Apache Argus, the Apache open source project, with it’s comprehensive security offering for today’s Hadoop installations is likely to become an important cornerstone of modern enterprise BigData architectures. It’s by today already quite sophisticate compared to other product offerings.
Key aspects of Argus are the Administration, Authorization, and Audit Logging covering most security demands. In the future we might even see Data Protection (encryption) as well.

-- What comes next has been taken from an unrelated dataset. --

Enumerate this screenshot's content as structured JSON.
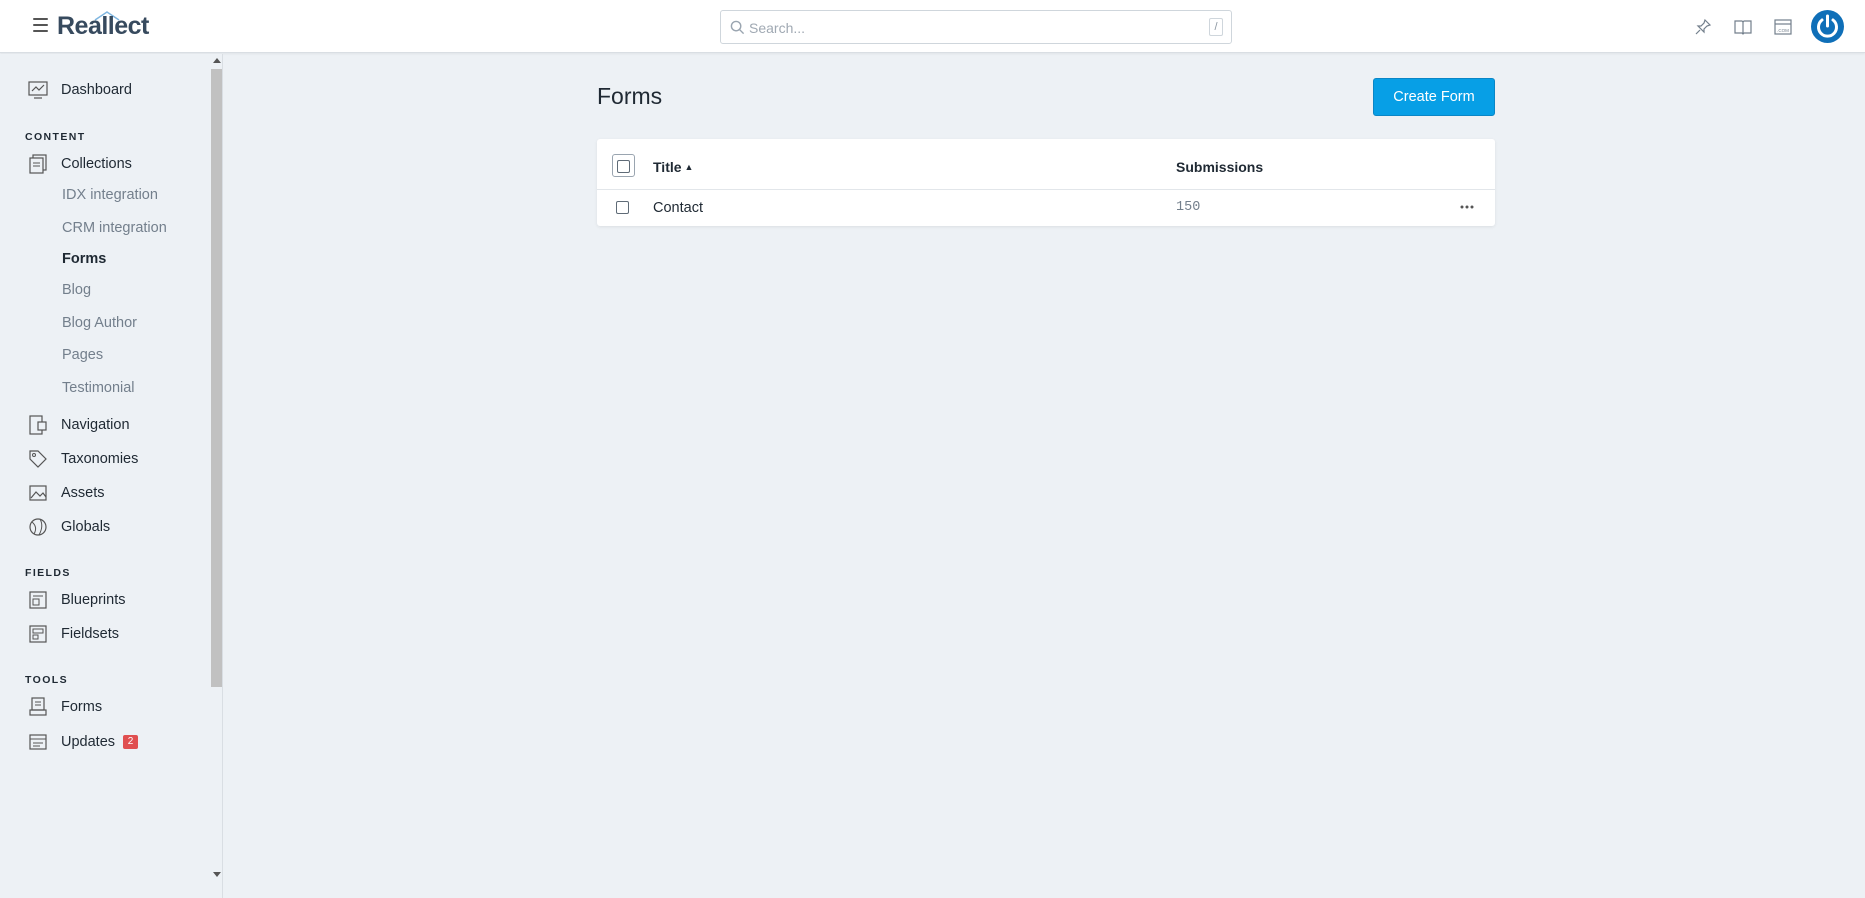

Argus consists of four major components that tied together build a secure layer around your Hadoop installation. Within Argus it is the Administration Portal, a web application, that is capable of managing and accessing the Audit Server and Policy Manager, also two important components of Apache Argus. At the client side or a the Hadoop services like the HiveServer2 or the NameNode Argus installs specific agents that encapsulate requests based on the policies specified.
A key aspect of Argus is, that the clients don’t have to request the Policy Server on every single client call, but are updated in a certain interval. This improves the scalability and also ensures that clients continue working even when the Policy Server is down.
Let’s go ahead an install a most recent version of Apache Argus using the HDP Sandbox 2.1. By installing the Policy Manager, Hive, and HDFS Agent you should have a pretty good idea of how Argus operates and a pretty solid environment to test specific use cases.
Getting Apache Argus
Installing Apache Argus currently involves quite some hassle. Current effort is mostly devoted to improve this with future releases. In order to get Apache Argus up and running we’ll have to check out the code, build it using maven, and upload each individual component to the appropriate nodes.
$ git clone git://git.apache.org/incubator-argus.git $ cd incubator-argus $ mvn install assembly:assembly $ scp -P 2222 target/*.tar root@localhost:argus
Throughout this and the following posts we will demonstrate Argus capabilities of applying rule based authorization to central Hadoop services like HDFS or Hive. In order to do so we need for one thing a central user/group management stored in a central directory service like OpenLdap. The cluster should be kerberized to ensure proper authentication. OpenLdap should contain example users and groups that we can elaborate on.
You’ll find a tutorial for installing OpenLdap here. For kerberizing you can refere to this post here. As example users and groups for OpenLdap please download base.ldif, users.ldif, and groups.ldif. Make sure to create a principal for each user in the KDC:
kadmin.local -q "addprinc mktg1@MYCORP.NET" #pw: mktg1 kadmin.local -q "addprinc mktg2@MYCORP.NET" #pw: mktg2 kadmin.local -q "addprinc mktg3@MYCORP.NET" #pw: mktg3 kadmin.local -q "addprinc hr1@MYCORP.NET" #pw: hr1 kadmin.local -q "addprinc hr2@MYCORP.NET" #pw: hr2 kadmin.local -q "addprinc hr3@MYCORP.NET" #pw: hr3 kadmin.local -q "addprinc legal1@MYCORP.NET" #pw: legal1 kadmin.local -q "addprinc legal2@MYCORP.NET" #pw: legal2 kadmin.local -q "addprinc legal3@MYCORP.NET" #pw: legal3 kadmin.local -q "addprinc finance1@MYCORP.NET" #pw: finance1 kadmin.local -q "addprinc finance2@MYCORP.NET" #pw: finance2 kadmin.local -q "addprinc finance3@MYCORP.NET" #pw: finance3 kadmin.local -q "addprinc sales1@MYCORP.NET" #pw: sales1 kadmin.local -q "addprinc sales2@MYCORP.NET" #pw: sales2 kadmin.local -q "addprinc sales3@MYCORP.NET" #pw: sales3
Installing the Portal and Policy Manager
We’ll start our installing of Apache Argus by setting up the Policy Manager and Administrator Portal. In order to do so we have to untar arugs-0.4.0-admin.tar file prior to configuring and running the provided installation script.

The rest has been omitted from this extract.